Rev Cardiovasc Med. 2023 Feb 6;24(2):48. doi: 10.31083/j.rcm2402048. eCollection 2023 Feb.
Myocardial perfusion single photon emission computed tomography (SPECT) is widely used in assessing coronary artery disease (CAD) owing to its proven efficacy in extensive clinical experience. Like other functional tests, myocardial SPECT is recommended for the diagnosis of obstructive CAD, risk stratification assessment, and treatment decision making. Besides quantifying left ventricular volume, global and regional function by electrocardiography (ECG)-gated acquisition, myocardial SPECT can identify myocardial ischemia, scars, stunning, and viable hibernating myocardium. It provides comprehensive functional data across the spectrum of CAD and a cost-effective strategy in patients with intermediate pre-test probability of CAD or with a history of ischemic cardiomyopathy. With ongoing advances in cardiovascular prevention and risk factor management many patients referred for testing now have a low-to-intermediate probability of CAD. Besides, CAD has become a chronic condition resulting from novel therapeutic strategies. Against this background, approaches combining anatomical and functional tests in sequence or simultaneously include coronary artery calcium score integrated with perfusion imaging or fusion SPECT/coronary computed tomography angiography (CCTA). In this review we summarize current indications for myocardial perfusion SPECT and integration of SPECT with other imaging techniques to improve diagnostic performance, patient management, and outcome prediction in CAD.

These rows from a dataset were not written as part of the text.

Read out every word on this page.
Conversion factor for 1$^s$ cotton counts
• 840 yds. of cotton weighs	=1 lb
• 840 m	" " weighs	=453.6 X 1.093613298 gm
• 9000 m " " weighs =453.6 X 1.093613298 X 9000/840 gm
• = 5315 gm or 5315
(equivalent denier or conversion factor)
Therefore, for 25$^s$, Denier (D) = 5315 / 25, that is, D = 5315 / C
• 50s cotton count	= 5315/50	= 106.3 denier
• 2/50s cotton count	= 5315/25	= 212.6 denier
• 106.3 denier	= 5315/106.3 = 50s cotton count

心肌灌注单光子发射计算机断层扫描(SPECT)因其在广泛临床经验中已证实的疗效而被广泛用于评估冠状动脉疾病(CAD)。与其他功能测试一样,心肌SPECT推荐用于阻塞性CAD的诊断、风险分层评估及治疗决策。除了通过心电图(ECG)门控采集来量化左心室容积、整体和局部功能外,心肌SPECT还能识别心肌缺血、瘢痕、心肌顿抑及存活的冬眠心肌。它能提供涵盖CAD全谱的综合功能数据,且对于CAD预测试概率中等或有缺血性心肌病病史的患者是一种具有成本效益的策略。随着心血管预防和危险因素管理的不断进步,现在许多接受检查的患者CAD概率处于低到中等水平。此外,由于新的治疗策略,CAD已成为一种慢性病。在此背景下,将解剖学和功能测试按顺序或同时结合的方法包括将冠状动脉钙化评分与灌注成像相结合或采用融合SPECT/冠状动脉计算机断层血管造影(CCTA)。在本综述中,我们总结了心肌灌注SPECT的当前适应证以及SPECT与其他成像技术的整合,以提高CAD的诊断性能、患者管理及结局预测。